Thanks to the lobbying of two of the 'new boy' members of the Bicycle Association, the organisation is to compile a press release after each members meeting. Here's the first. Highlights? The sticky subject of Euro-wide consumer guarantees; the Harrogate show is now in profit and the latest info on sales in 2001 (they were 5 percent lower than in 2000).

New openness at Bicycle Association

Legal and Technical

A draft of the new European standard for bicycles “for common use” is expected to be ready for circulation in October of this year. Drafts for new standards for MTB and Road Race bikes will follow. The BA’s technical representatives are taking an active part in the formulation of these standards.

After discussion of the EU directive on consumer guarantees, the members felt that UK implementation of its provisions would not have a significant affect on our industry. However several members reported a rising level of claims both in number and value. A report on the EU directive on product safety was also circulated. This will create a new legal requirement for producers and distributors to inform the authorities when they conclude that a product they supply is dangerous. Member states are obliged to implement this directive by 1 Jan 2003.

Campaigning and Promotion

National Bike Week event organizer packs have been circulated to the BA mailing list, including companies that are not members. All bike companies are urged to stage events for staff customers and suppliers.

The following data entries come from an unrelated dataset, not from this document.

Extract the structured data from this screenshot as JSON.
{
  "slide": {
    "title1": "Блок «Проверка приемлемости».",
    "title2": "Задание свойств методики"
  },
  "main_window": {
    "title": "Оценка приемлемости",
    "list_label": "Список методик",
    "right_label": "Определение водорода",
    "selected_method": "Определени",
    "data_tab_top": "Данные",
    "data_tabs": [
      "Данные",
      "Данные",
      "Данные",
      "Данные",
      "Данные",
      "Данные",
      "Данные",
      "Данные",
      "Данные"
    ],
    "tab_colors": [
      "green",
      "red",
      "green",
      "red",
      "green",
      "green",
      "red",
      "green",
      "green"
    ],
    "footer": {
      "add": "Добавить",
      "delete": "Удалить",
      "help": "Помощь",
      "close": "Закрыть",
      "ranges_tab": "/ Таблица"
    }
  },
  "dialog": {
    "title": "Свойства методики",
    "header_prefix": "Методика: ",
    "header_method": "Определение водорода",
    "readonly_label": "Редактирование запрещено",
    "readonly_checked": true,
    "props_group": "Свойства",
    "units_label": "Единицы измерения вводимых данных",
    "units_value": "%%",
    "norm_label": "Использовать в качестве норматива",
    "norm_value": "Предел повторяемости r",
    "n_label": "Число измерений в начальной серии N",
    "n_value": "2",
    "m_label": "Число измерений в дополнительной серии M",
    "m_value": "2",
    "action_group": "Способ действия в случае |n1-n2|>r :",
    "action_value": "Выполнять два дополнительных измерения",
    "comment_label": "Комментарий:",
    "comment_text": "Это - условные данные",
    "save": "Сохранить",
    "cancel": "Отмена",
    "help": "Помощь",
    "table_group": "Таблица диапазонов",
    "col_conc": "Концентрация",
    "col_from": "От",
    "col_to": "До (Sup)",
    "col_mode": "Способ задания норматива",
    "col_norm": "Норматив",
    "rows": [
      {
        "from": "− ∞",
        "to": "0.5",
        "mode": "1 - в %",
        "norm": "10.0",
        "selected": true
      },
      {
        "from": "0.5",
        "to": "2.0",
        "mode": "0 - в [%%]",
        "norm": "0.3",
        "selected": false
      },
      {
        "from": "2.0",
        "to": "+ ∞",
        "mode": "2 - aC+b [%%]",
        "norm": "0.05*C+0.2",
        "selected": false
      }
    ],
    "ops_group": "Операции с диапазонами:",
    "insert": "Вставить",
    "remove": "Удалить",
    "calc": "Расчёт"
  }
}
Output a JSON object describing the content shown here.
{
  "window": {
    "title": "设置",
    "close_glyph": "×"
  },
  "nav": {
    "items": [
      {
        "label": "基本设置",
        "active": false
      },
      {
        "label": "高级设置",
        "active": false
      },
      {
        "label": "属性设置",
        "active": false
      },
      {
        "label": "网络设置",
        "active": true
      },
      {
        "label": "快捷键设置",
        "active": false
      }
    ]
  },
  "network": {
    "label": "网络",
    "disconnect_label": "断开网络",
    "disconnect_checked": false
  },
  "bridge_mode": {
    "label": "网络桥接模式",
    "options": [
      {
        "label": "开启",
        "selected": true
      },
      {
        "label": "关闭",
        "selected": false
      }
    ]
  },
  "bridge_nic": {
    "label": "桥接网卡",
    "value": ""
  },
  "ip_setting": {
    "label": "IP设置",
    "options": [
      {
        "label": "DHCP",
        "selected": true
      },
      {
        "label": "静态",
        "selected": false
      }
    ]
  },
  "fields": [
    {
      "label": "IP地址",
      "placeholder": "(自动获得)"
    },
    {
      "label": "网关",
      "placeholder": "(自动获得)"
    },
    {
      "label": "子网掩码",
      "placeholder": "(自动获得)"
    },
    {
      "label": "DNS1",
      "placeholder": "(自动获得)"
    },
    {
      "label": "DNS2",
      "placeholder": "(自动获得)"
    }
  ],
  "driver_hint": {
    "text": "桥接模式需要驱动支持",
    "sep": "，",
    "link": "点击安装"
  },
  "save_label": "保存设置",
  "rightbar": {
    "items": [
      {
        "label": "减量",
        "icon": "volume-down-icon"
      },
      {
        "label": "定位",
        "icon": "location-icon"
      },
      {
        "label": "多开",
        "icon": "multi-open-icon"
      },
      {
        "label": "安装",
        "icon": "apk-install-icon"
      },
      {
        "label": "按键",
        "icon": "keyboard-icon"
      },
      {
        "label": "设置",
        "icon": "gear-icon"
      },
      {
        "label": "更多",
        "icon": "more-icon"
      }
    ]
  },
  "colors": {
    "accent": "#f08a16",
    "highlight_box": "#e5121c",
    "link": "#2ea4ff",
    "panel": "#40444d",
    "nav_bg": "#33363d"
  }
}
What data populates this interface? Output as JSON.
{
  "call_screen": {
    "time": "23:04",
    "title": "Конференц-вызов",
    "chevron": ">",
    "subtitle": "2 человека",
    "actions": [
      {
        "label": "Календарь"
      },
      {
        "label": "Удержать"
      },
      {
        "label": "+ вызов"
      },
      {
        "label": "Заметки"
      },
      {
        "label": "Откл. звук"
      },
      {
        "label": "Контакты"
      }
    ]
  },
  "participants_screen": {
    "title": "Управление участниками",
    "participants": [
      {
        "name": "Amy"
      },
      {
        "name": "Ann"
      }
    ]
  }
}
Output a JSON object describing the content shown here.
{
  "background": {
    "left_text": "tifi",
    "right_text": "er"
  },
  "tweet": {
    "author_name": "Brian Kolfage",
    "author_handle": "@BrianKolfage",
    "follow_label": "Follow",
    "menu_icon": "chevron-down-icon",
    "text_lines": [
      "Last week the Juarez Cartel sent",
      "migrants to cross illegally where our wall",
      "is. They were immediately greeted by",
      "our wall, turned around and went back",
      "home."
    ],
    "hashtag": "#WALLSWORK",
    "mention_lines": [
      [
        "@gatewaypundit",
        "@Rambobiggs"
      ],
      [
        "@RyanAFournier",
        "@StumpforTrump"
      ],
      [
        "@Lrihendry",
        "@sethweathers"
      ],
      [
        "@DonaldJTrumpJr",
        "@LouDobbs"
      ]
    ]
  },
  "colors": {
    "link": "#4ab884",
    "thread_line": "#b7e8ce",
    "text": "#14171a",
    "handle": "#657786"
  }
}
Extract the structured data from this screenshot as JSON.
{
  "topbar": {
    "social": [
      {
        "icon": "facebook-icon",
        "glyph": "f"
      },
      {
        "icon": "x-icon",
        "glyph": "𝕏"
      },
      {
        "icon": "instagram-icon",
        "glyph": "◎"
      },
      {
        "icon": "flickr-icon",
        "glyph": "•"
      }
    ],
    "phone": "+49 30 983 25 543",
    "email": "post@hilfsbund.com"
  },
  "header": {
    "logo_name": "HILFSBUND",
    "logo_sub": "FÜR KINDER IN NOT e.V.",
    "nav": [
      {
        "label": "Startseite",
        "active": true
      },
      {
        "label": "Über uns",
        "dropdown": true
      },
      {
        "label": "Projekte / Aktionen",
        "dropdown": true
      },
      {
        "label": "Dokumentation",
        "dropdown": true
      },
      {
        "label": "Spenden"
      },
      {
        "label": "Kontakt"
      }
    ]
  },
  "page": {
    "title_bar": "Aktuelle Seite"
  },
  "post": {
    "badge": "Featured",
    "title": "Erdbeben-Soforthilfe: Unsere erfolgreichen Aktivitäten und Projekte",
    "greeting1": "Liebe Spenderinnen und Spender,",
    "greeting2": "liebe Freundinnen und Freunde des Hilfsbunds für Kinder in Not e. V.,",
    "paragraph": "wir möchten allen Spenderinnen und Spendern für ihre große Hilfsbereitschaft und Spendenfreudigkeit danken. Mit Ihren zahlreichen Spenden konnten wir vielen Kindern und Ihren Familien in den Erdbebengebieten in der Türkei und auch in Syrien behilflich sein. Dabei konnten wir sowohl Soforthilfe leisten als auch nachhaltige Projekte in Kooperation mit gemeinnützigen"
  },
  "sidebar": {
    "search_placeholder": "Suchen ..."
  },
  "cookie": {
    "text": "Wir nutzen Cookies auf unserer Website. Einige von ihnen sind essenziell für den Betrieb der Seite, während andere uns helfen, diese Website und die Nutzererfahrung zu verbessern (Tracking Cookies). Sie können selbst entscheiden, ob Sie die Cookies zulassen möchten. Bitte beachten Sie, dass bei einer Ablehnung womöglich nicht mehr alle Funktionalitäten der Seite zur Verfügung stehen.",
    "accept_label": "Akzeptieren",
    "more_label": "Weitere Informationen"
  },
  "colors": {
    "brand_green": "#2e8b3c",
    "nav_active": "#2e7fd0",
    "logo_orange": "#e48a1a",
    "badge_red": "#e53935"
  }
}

It was agreed to investigate the possibility of mounting interactive bike exhibitions at non-bike consumer events during 2003.

Trade Shows

The Harrogate show is now in profit and further exhibitor applications are expected in the coming weeks.

Transport project

The collection of detailed statistics is about 60% complete. We expect to receive a firm proposal by the end of April.

State of the Market / Statistics

The first sets of member surveys have been collated. These show that although many members are reporting poor sales results for the last quarter of 2001, 75% of members are expecting sales volumes to increase in 2002 compared to 2001 albeit at reduced average selling prices. Most members are reporting a deteriorating debt position, with customers taking longer to settle their bills.

Customs statistics collated by the BA show that bike imports reduced 2.4 Million units in 2000 to 2.2Million in 2001. However in the same period the imports of frames increased from 1.1 Million to 1.4 Million. Exports of Bikes increased from 214,000 units at an average price of £77 to 267,000 units at an average price of £89.

There was some discussion about the extent to which these figures are distorted by the inclusion of small ‘pavement’ cycles usually classified as toys. Previous statements of market size have always tried to make an adjustment for the estimated 500,000 to 750,000 units included in the total import figures but there is no reliable source for this estimate.

The total figures for tariff code 871200300 (Bicycles not motorised) and 871491100 (Frames) supplied to the UK market over the past 3 years are as follows :

Bike Imports Frame Imports Bike Exports Net Supply

1999 2,247,409 940,933 232,454 2,955,888

2000 2,445,298 1.064,028 214,062 3,295,264

2001 2,203,322 1,397,091 267,204 3,333,209

Exports of frames are under 15,000 units p.a.

Industry consensus is that sales for 2001 were at least 5% lower than 2000, which suggests an increase in inventory January 2002 compared to January 2001.


The AGM of the Bicycle Association will be held on 24 April. All manufacturers importers and distributors will be invited to attend.